Topography was Wright’s biggest challenge. “The thing about the Moon is that the shadows are everything. If you don’t do that well, you’ve pretty much lost the game — there aren’t vibrant colors like on the Earth or Jupiter or Saturn,” Wright said.

Wright’s video displays breathtaking views of lunar landmarks, beginning with a sunrise dragging shadows across the surface and ending with sunsets lengthening the darkness along the same geography. The music, Wright said, is “melancholy, solitary and contemplative, as if you’re alone, walking through a garden in the moonlight.” The result, with serene music that breathes in time with crisp visuals, is a perspective on our Moon that Debussy could have only dreamed of when he tried to capture the essence of the body that dominates the night sky.

About Ernie Wright

Names of lunar landmarks are lightly penciled on one of Wright’s paper sheet music copies of “Clair de Lune” (or “Clair,” as he refers to it). Wright comes from a musical family, but he swears the gift passed him over. “I can barely read music,” Wright said, laughing. “And it wasn’t until I had listened to ‘Clair’ a few times before I thought, ‘Oh, I can follow that.’”

Wright’s job exists at the confluence of hard data and natural beauty. His formal background is in computer science, and he has his own backyard telescope. “I look at stuff, I read Sky & Telescope magazine,” he said.

For the past 10 years at Goddard, however, knowledge of astronomy and planetary and Earth sciences has become crucial for Wright. Communication with scientists is an integral part of the work being done by those in the Scientific Visualization Studio at Goddard.

“We have to speak to the scientists credibly and understand what they’re saying,” Wright said. “We need to reach up to their level of understanding and pull down what we need to convey to other people.”

Wright specializes in utilizing data from NASA missions, such as LRO, and representing them visually. Much of the work he does lies in organization of the data so that it can be understood by the 3D animation software he uses.

Wade Sisler, executive producer in Goddard’s Office of Communications, came to Wright with the proposal that visuals accompany the music for “Clair de Lune.” “Ernie’s work was legendary at NASA,” Sisler said. Wright had also crafted lunar visualizations for what would be Goddard’s viral “Tour of the Moon in 4K” video, so Sisler said that asking Wright to help “just seemed natural.” The video became “a moving Ansel Adams portrait. The richness of the tones and the dynamic range in the scenes made it so beautiful and so different,” Sisler said.

Wright’s work is not limited to pleasing visual displays. Ten years ago, one of Wright’s first projects at NASA involved the search for lunar water. LRO’s sister mission, the Lunar Crater Observation and Sensing Satellite (LCROSS), was a spacecraft designed to collide with the Moon. The impact had to be visible through Earth-based telescopes: astronomers would analyze the emitted light to look for the presence of water. Wright was called upon to help the observatories by visualizing potential impact sites, especially in shadowed regions where water ice could be found.

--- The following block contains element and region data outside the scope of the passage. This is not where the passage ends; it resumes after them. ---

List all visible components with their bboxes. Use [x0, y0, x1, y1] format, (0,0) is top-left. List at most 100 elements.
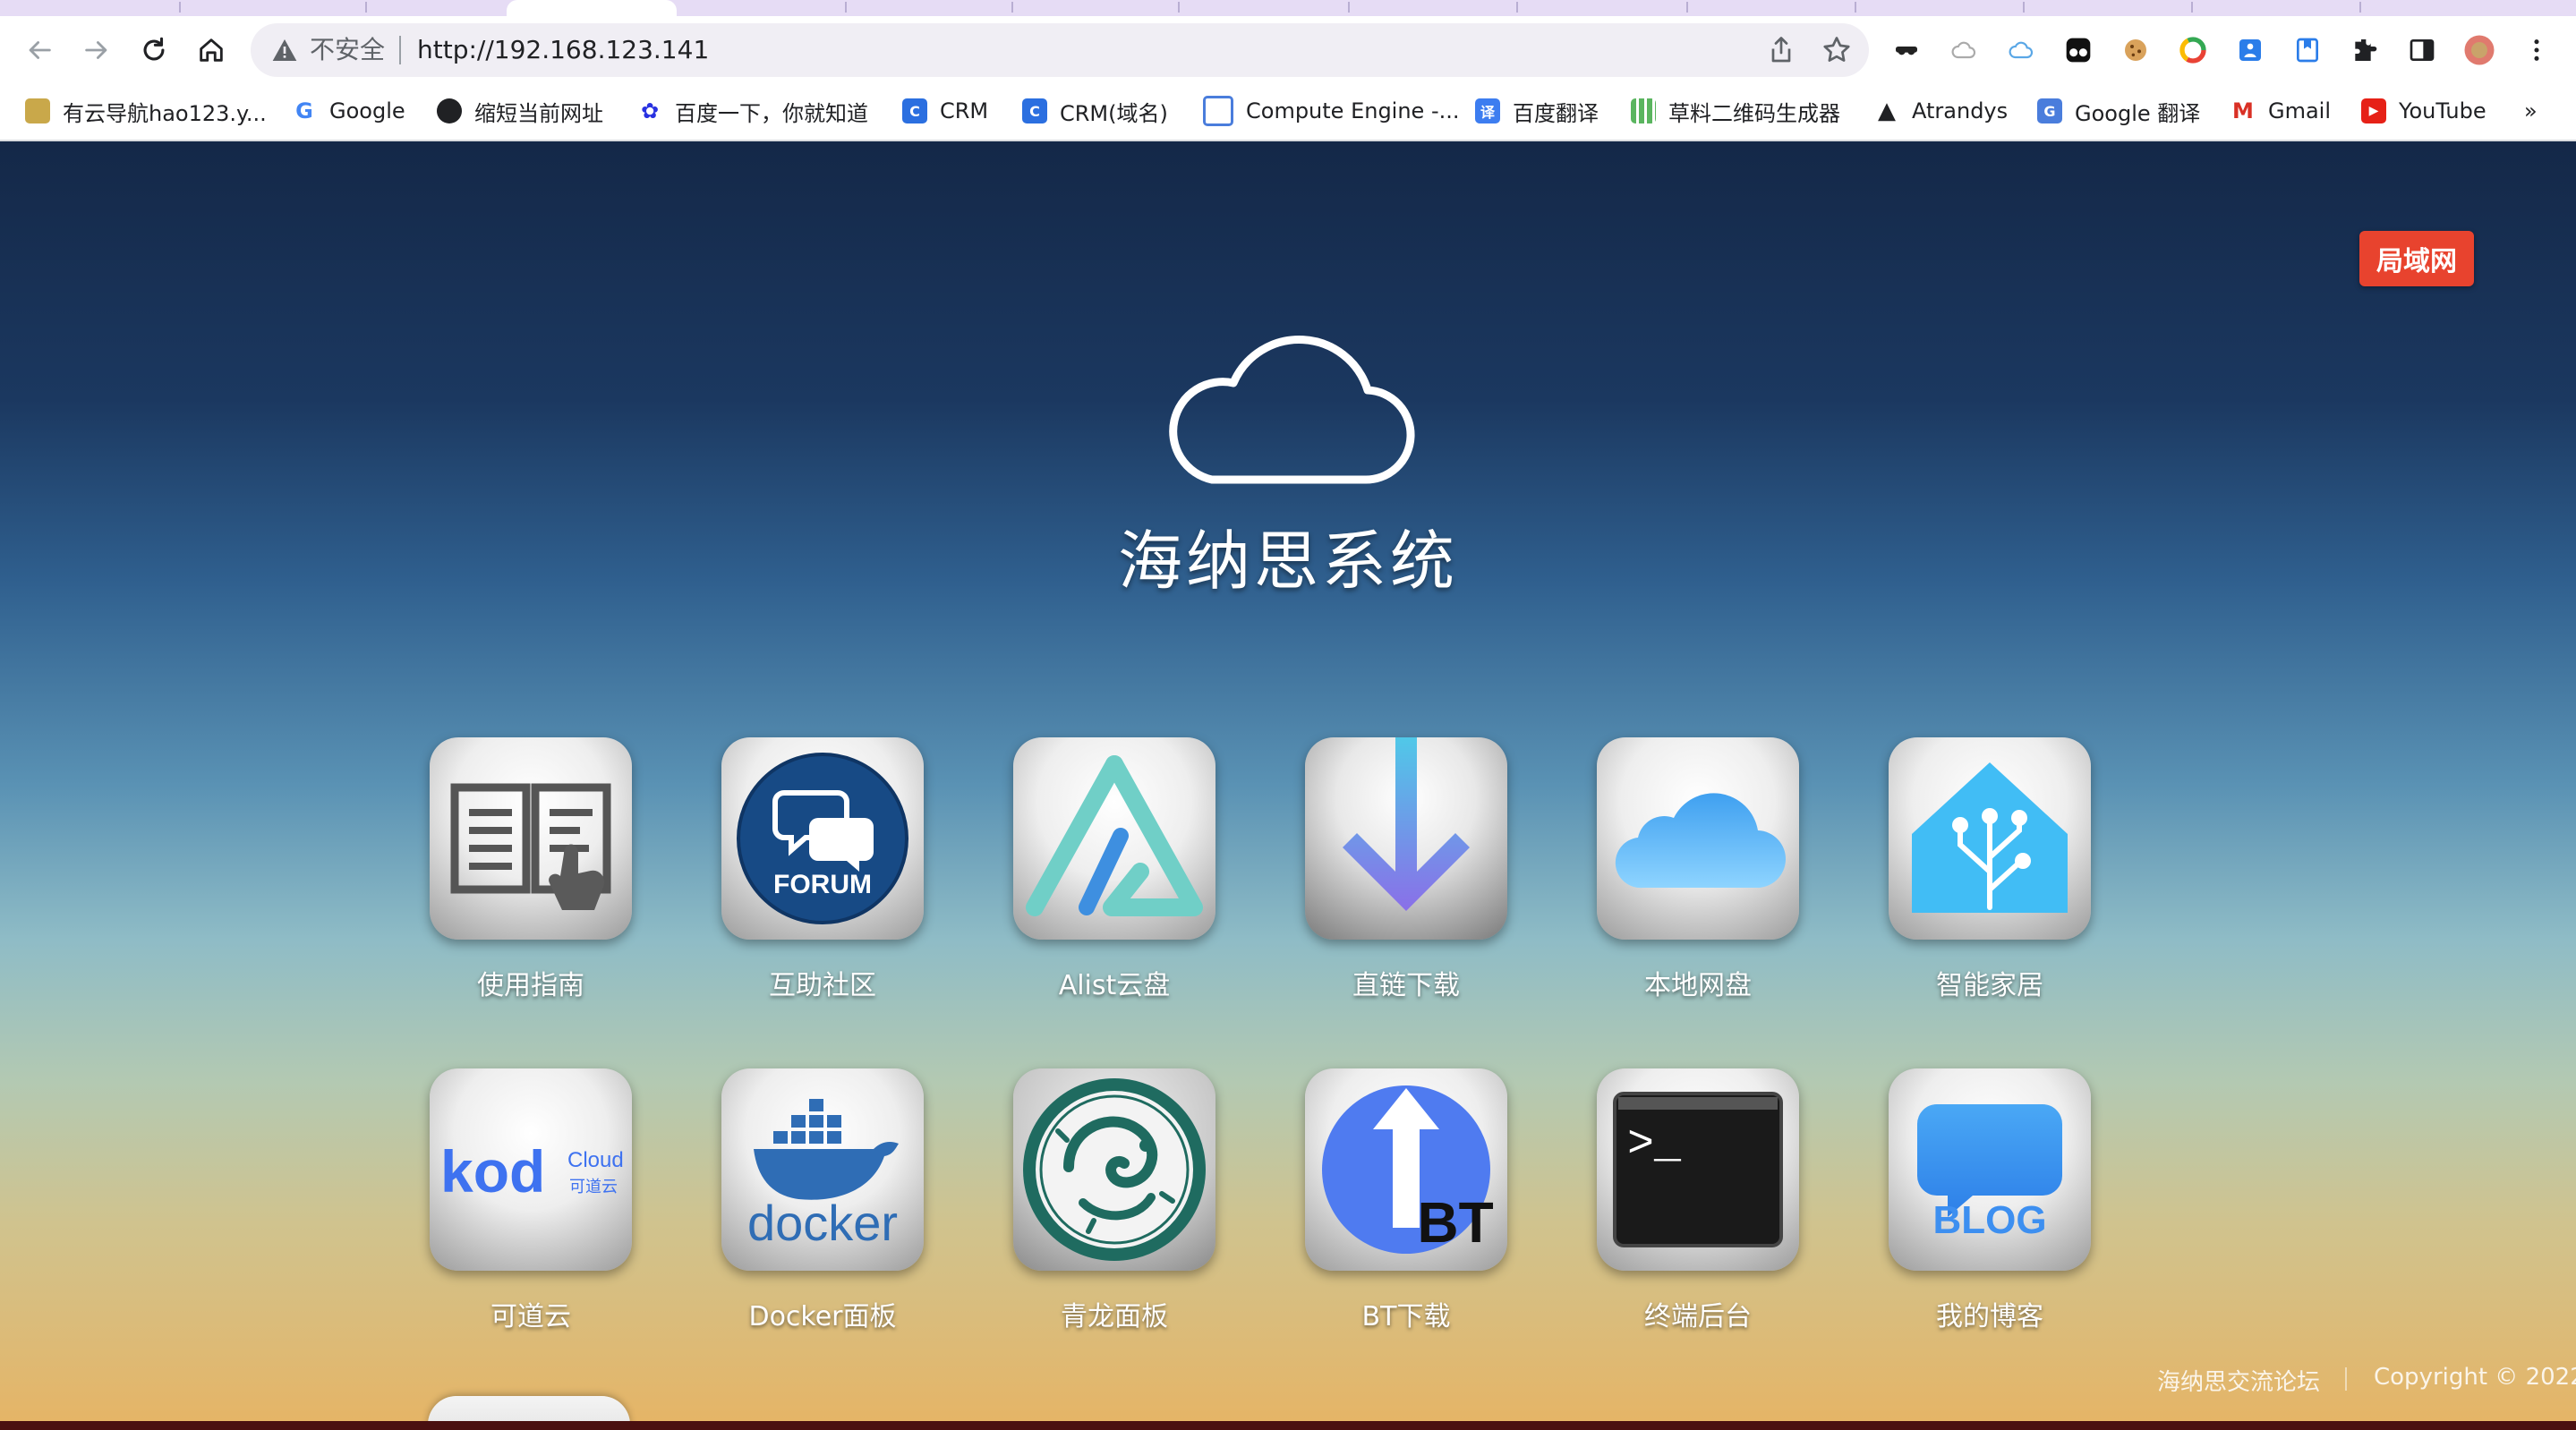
tab-strip [0, 0, 2576, 16]
app-label: 互助社区 [769, 970, 876, 1001]
bookmark-item[interactable]: 有云导航hao123.y... [25, 93, 267, 129]
app-label: 直链下载 [1352, 970, 1460, 1001]
app-blog[interactable]: BLOG 我的博客 [1887, 1068, 2093, 1333]
tab-separator [845, 2, 847, 13]
extension-incognito-icon[interactable] [1890, 34, 1923, 66]
extension-cloud-download-icon[interactable] [2005, 34, 2037, 66]
app-tile[interactable]: FORUM [721, 737, 924, 940]
bookmark-item[interactable]: C CRM(域名) [1022, 93, 1168, 129]
tab-separator [179, 2, 181, 13]
bt-download-icon: BT [1322, 1085, 1494, 1255]
bookmark-item[interactable]: ▶ YouTube [2361, 93, 2486, 129]
bookmarks-bar: 有云导航hao123.y... G Google 缩短当前网址 ✿ 百度一下，你… [0, 84, 2576, 141]
active-tab[interactable] [507, 0, 677, 16]
side-panel-icon[interactable] [2406, 34, 2438, 66]
app-tile[interactable]: docker [721, 1068, 924, 1271]
bookmark-label: Google [329, 98, 405, 123]
home-assistant-icon [1912, 762, 2068, 913]
app-docker[interactable]: docker Docker面板 [720, 1068, 925, 1333]
bookmark-item[interactable]: 缩短当前网址 [437, 93, 603, 129]
address-bar[interactable]: 不安全 http://192.168.123.141 [251, 23, 1869, 77]
bt-text: BT [1417, 1190, 1493, 1255]
gmail-icon: M [2232, 98, 2254, 123]
tab-separator [2023, 2, 2025, 13]
lan-badge[interactable]: 局域网 [2359, 231, 2474, 286]
bookmark-item[interactable]: 草料二维码生成器 [1631, 93, 1840, 129]
bookmark-item[interactable]: M Gmail [2231, 93, 2331, 129]
more-bookmarks-button[interactable]: » [2524, 93, 2538, 129]
back-arrow-icon [29, 41, 51, 59]
profile-avatar[interactable] [2463, 34, 2495, 66]
app-alist[interactable]: Alist云盘 [1011, 737, 1217, 1002]
app-forum[interactable]: FORUM 互助社区 [720, 737, 925, 1002]
extension-cloud-outline-icon[interactable] [1948, 34, 1980, 66]
reload-button[interactable] [132, 29, 175, 72]
app-tile[interactable] [1305, 737, 1507, 940]
extension-chrome-colors-icon[interactable] [2177, 34, 2209, 66]
bookmark-item[interactable]: C CRM [902, 93, 988, 129]
bookmark-label: Compute Engine -... [1246, 98, 1460, 123]
tab-separator [1516, 2, 1518, 13]
bookmark-item[interactable]: ✿ 百度一下，你就知道 [637, 93, 868, 129]
terminal-icon: >_ [1613, 1092, 1783, 1247]
tab-separator [2191, 2, 2193, 13]
home-icon [200, 38, 223, 62]
kod-cn-text: 可道云 [569, 1178, 618, 1196]
app-label: BT下载 [1361, 1301, 1451, 1332]
app-tile[interactable] [430, 737, 632, 940]
back-button[interactable] [18, 29, 61, 72]
bookmark-item[interactable]: ▲ Atrandys [1874, 93, 2008, 129]
app-tile[interactable] [1889, 737, 2091, 940]
forward-button[interactable] [75, 29, 118, 72]
extension-bookmark-icon[interactable] [2291, 34, 2324, 66]
bookmark-item[interactable]: Compute Engine -... [1203, 93, 1460, 129]
extensions-puzzle-icon[interactable] [2349, 34, 2381, 66]
app-smart-home[interactable]: 智能家居 [1887, 737, 2093, 1002]
extension-tampermonkey-icon[interactable] [2062, 34, 2094, 66]
bookmark-star-icon[interactable] [1821, 34, 1853, 66]
bookmark-item[interactable]: G Google 翻译 [2037, 93, 2200, 129]
bookmark-label: YouTube [2399, 98, 2486, 123]
share-icon[interactable] [1765, 34, 1797, 66]
docker-icon: docker [747, 1099, 899, 1251]
baidu-translate-icon: 译 [1475, 98, 1500, 123]
app-tile[interactable]: kod Cloud 可道云 [430, 1068, 632, 1271]
home-button[interactable] [190, 29, 233, 72]
cloud-logo-icon [1169, 336, 1415, 484]
bookmark-label: CRM [940, 98, 989, 123]
app-tile[interactable]: BT [1305, 1068, 1507, 1271]
app-qinglong[interactable]: 青龙面板 [1011, 1068, 1217, 1333]
page-title: 海纳思系统 [1117, 523, 1458, 599]
app-local-drive[interactable]: 本地网盘 [1595, 737, 1801, 1002]
extension-cookie-icon[interactable] [2120, 34, 2152, 66]
app-label: 终端后台 [1644, 1301, 1752, 1332]
qrcode-icon [1631, 98, 1656, 123]
insecure-label: 不安全 [310, 35, 386, 64]
bookmark-label: Atrandys [1912, 98, 2009, 123]
docker-text: docker [747, 1195, 898, 1251]
book-guide-icon [450, 783, 611, 910]
app-label: 可道云 [490, 1301, 571, 1332]
app-tile[interactable] [1013, 737, 1215, 940]
url-text[interactable]: http://192.168.123.141 [417, 32, 709, 68]
bookmark-label: CRM(域名) [1060, 100, 1168, 126]
tab-separator [1348, 2, 1350, 13]
tab-separator [1011, 2, 1013, 13]
app-terminal[interactable]: >_ 终端后台 [1595, 1068, 1801, 1333]
app-direct-download[interactable]: 直链下载 [1303, 737, 1509, 1002]
app-kodcloud[interactable]: kod Cloud 可道云 可道云 [428, 1068, 634, 1333]
crm-icon: C [902, 98, 927, 123]
app-bt-download[interactable]: BT BT下载 [1303, 1068, 1509, 1333]
app-tile[interactable]: BLOG [1889, 1068, 2091, 1271]
extension-reader-icon[interactable] [2234, 34, 2266, 66]
bookmark-item[interactable]: G Google [292, 93, 405, 129]
app-guide[interactable]: 使用指南 [428, 737, 634, 1002]
chrome-menu-icon[interactable] [2521, 34, 2553, 66]
app-label: 智能家居 [1936, 970, 2043, 1001]
bookmark-label: Google 翻译 [2075, 100, 2201, 126]
bookmark-item[interactable]: 译 百度翻译 [1475, 93, 1599, 129]
app-tile[interactable] [1597, 737, 1799, 940]
forum-footer-link[interactable]: 海纳思交流论坛 [2157, 1364, 2320, 1397]
app-tile[interactable]: >_ [1597, 1068, 1799, 1271]
app-tile[interactable] [1013, 1068, 1215, 1271]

“They were making this decision as they were flying to the Moon,” Wright said. “They were relying a lot on LRO’s preliminary data to guide them to the best location. I was able to use that data to render the shadows at their candidate sites, and that played a role in their decision.”

Wright’s work, used for both artistry and research, is vital to improve our understanding of the Moon. There is an inescapable contrast between his cutting-edge methodology and the primordial nature of the 4.5 billion-year-old celestial body pictured. The Moon inspires tributes by those such as Claude Debussy and Ernie Wright, which in turn spark the imagination of those their works reach.